Professor da UFJF leva aquicultura sustentável como aliada no debate climático à COP
Segundo o pesquisador, a produção de peixe tem impacto no clima 10 vezes menor em comparação com a carne de boi, usando área 100 vezes menor

Juiz de Fora estará presente na Cop 30 de diversas maneiras. Na semana passada, a Tribuna noticiou a exibição do documentário “Ecos de 92, do Rio à Belém”, das juiz-foranas Renata Amorim e Valéria Costemalle, que relembra as origens do protagonismo brasileiro na pauta ambiental ao revisitar a Rio 92 – Conferência das Nações Unidas sobre Meio Ambiente e Desenvolvimento. Além delas, o pesquisador Nathan Barros, do Instituto de Ciências Biológicas (ICB) da Universidade Federal de Juiz de Fora (UFJF), também está entre os nomes que participarão das discussões cruciais sobre o futuro do planeta. Diante de um cenário global de crescentes preocupações com as mudanças climáticas e a segurança alimentar, o docente se prepara para apresentar pesquisas que mostram a aquicultura como uma solução para produzir mais alimentos com menor impacto climático.

Convidado por três instituições distintas – Empresa Brasileira de Pesquisa (Embrapa), Ministério da Pesca e Agricultura e Associação de Criadores de Peixes do estado de Rondônia (Acripar) – além de ser autor de um capítulo sobre emissões de metano para a FAO (braço da ONU para alimentação), Nathan projeta a COP como um “divisor de águas” para decisões robustas e mudanças de paradigmas, apesar das negociações complexas e um cenário de retrocessos ambientais vivido nos últimos meses no país.

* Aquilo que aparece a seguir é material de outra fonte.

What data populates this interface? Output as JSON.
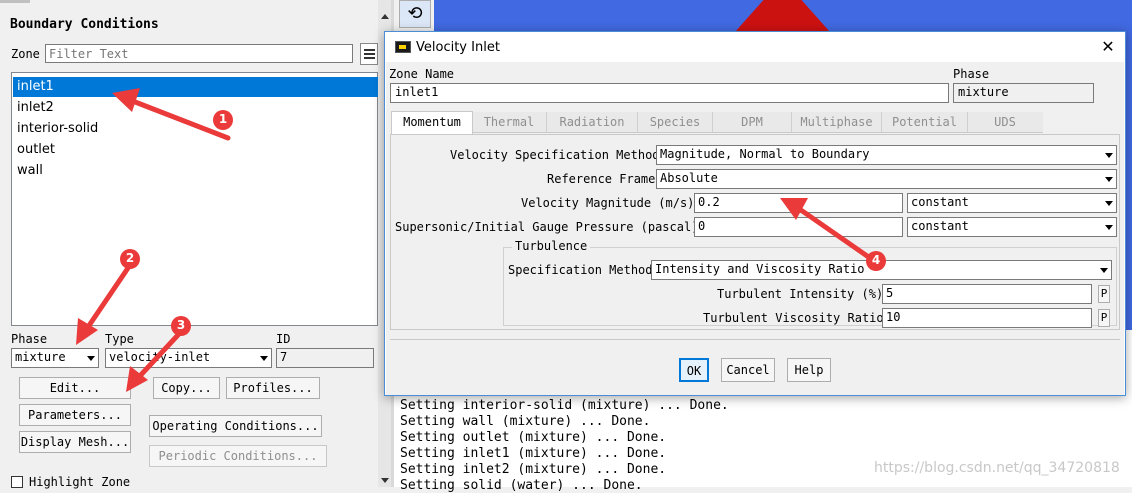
{
  "boundary_panel": {
    "title": "Boundary Conditions",
    "zone_label": "Zone",
    "filter_placeholder": "Filter Text",
    "zones": [
      "inlet1",
      "inlet2",
      "interior-solid",
      "outlet",
      "wall"
    ],
    "selected_zone_index": 0,
    "phase_label": "Phase",
    "phase_value": "mixture",
    "type_label": "Type",
    "type_value": "velocity-inlet",
    "id_label": "ID",
    "id_value": "7",
    "buttons": {
      "edit": "Edit...",
      "copy": "Copy...",
      "profiles": "Profiles...",
      "parameters": "Parameters...",
      "operating_conditions": "Operating Conditions...",
      "display_mesh": "Display Mesh...",
      "periodic_conditions": "Periodic Conditions..."
    },
    "highlight_zone_label": "Highlight Zone"
  },
  "dialog": {
    "title": "Velocity Inlet",
    "zone_name_label": "Zone Name",
    "zone_name_value": "inlet1",
    "phase_label": "Phase",
    "phase_value": "mixture",
    "tabs": [
      "Momentum",
      "Thermal",
      "Radiation",
      "Species",
      "DPM",
      "Multiphase",
      "Potential",
      "UDS"
    ],
    "active_tab": "Momentum",
    "velocity_spec_label": "Velocity Specification Method",
    "velocity_spec_value": "Magnitude, Normal to Boundary",
    "reference_frame_label": "Reference Frame",
    "reference_frame_value": "Absolute",
    "velocity_magnitude_label": "Velocity Magnitude (m/s)",
    "velocity_magnitude_value": "0.2",
    "velocity_magnitude_profile": "constant",
    "gauge_pressure_label": "Supersonic/Initial Gauge Pressure (pascal)",
    "gauge_pressure_value": "0",
    "gauge_pressure_profile": "constant",
    "turbulence_group_label": "Turbulence",
    "turb_spec_label": "Specification Method",
    "turb_spec_value": "Intensity and Viscosity Ratio",
    "turb_intensity_label": "Turbulent Intensity (%)",
    "turb_intensity_value": "5",
    "turb_viscosity_label": "Turbulent Viscosity Ratio",
    "turb_viscosity_value": "10",
    "param_button": "P",
    "ok_label": "OK",
    "cancel_label": "Cancel",
    "help_label": "Help"
  },
  "console": {
    "lines": [
      "Setting interior-solid (mixture) ... Done.",
      "Setting wall (mixture) ... Done.",
      "Setting outlet (mixture) ... Done.",
      "Setting inlet1 (mixture) ... Done.",
      "Setting inlet2 (mixture) ... Done.",
      "Setting solid (water) ... Done."
    ]
  },
  "annotations": [
    "1",
    "2",
    "3",
    "4"
  ],
  "watermark": "https://blog.csdn.net/qq_34720818",
  "colors": {
    "selection": "#0078d7",
    "annotation_red": "#ea3a3a",
    "viewport_blue": "#4169e1",
    "mesh_red": "#cc1111",
    "ok_border": "#0078d7"
  }
}
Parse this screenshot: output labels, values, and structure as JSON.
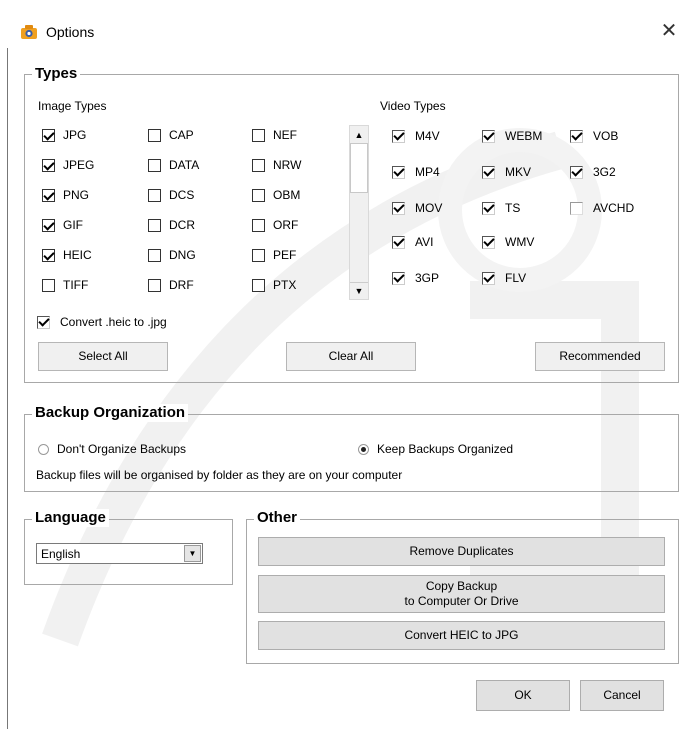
{
  "window": {
    "title": "Options",
    "close_glyph": "✕"
  },
  "types": {
    "legend": "Types",
    "image_label": "Image Types",
    "video_label": "Video Types",
    "image_items": [
      {
        "label": "JPG",
        "checked": true
      },
      {
        "label": "JPEG",
        "checked": true
      },
      {
        "label": "PNG",
        "checked": true
      },
      {
        "label": "GIF",
        "checked": true
      },
      {
        "label": "HEIC",
        "checked": true
      },
      {
        "label": "TIFF",
        "checked": false
      },
      {
        "label": "CAP",
        "checked": false
      },
      {
        "label": "DATA",
        "checked": false
      },
      {
        "label": "DCS",
        "checked": false
      },
      {
        "label": "DCR",
        "checked": false
      },
      {
        "label": "DNG",
        "checked": false
      },
      {
        "label": "DRF",
        "checked": false
      },
      {
        "label": "NEF",
        "checked": false
      },
      {
        "label": "NRW",
        "checked": false
      },
      {
        "label": "OBM",
        "checked": false
      },
      {
        "label": "ORF",
        "checked": false
      },
      {
        "label": "PEF",
        "checked": false
      },
      {
        "label": "PTX",
        "checked": false
      }
    ],
    "video_items": [
      {
        "label": "M4V",
        "checked": true
      },
      {
        "label": "MP4",
        "checked": true
      },
      {
        "label": "MOV",
        "checked": true
      },
      {
        "label": "AVI",
        "checked": true
      },
      {
        "label": "3GP",
        "checked": true
      },
      {
        "label": "WEBM",
        "checked": true
      },
      {
        "label": "MKV",
        "checked": true
      },
      {
        "label": "TS",
        "checked": true
      },
      {
        "label": "WMV",
        "checked": true
      },
      {
        "label": "FLV",
        "checked": true
      },
      {
        "label": "VOB",
        "checked": true
      },
      {
        "label": "3G2",
        "checked": true
      },
      {
        "label": "AVCHD",
        "checked": false
      }
    ],
    "convert_heic": {
      "label": "Convert .heic to .jpg",
      "checked": true
    },
    "select_all": "Select All",
    "clear_all": "Clear All",
    "recommended": "Recommended"
  },
  "backup": {
    "legend": "Backup Organization",
    "option_dont": "Don't Organize Backups",
    "option_keep": "Keep Backups Organized",
    "selected": "keep",
    "note": "Backup files will be organised by folder as they are on your computer"
  },
  "language": {
    "legend": "Language",
    "selected": "English"
  },
  "other": {
    "legend": "Other",
    "remove_duplicates": "Remove Duplicates",
    "copy_backup_line1": "Copy Backup",
    "copy_backup_line2": "to Computer Or Drive",
    "convert_heic": "Convert HEIC to JPG"
  },
  "footer": {
    "ok": "OK",
    "cancel": "Cancel"
  },
  "icons": {
    "app": "camera-app-icon",
    "close": "close-icon",
    "scroll_up": "scroll-up-arrow-icon",
    "scroll_down": "scroll-down-arrow-icon",
    "dropdown": "chevron-down-icon"
  },
  "colors": {
    "accent_icon": "#f0a020",
    "border": "#a8a8a8",
    "button_bg": "#e1e1e1"
  }
}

O pesquisador pretende mostrar a importância estratégica da aquicultura sustentável como uma solução climática para a produção de alimentos, com impactos significativamente menores em área e emissões comparada à pecuária bovina, enfatizando a necessidade de uma mudança cultural para sua maior adesão no Brasil. De acordo com o especialista, a produção de proteína animal por meio da aquicultura tem um impacto no clima 10 vezes menor em comparação com a carne de boi, usando uma área 100 vezes menor.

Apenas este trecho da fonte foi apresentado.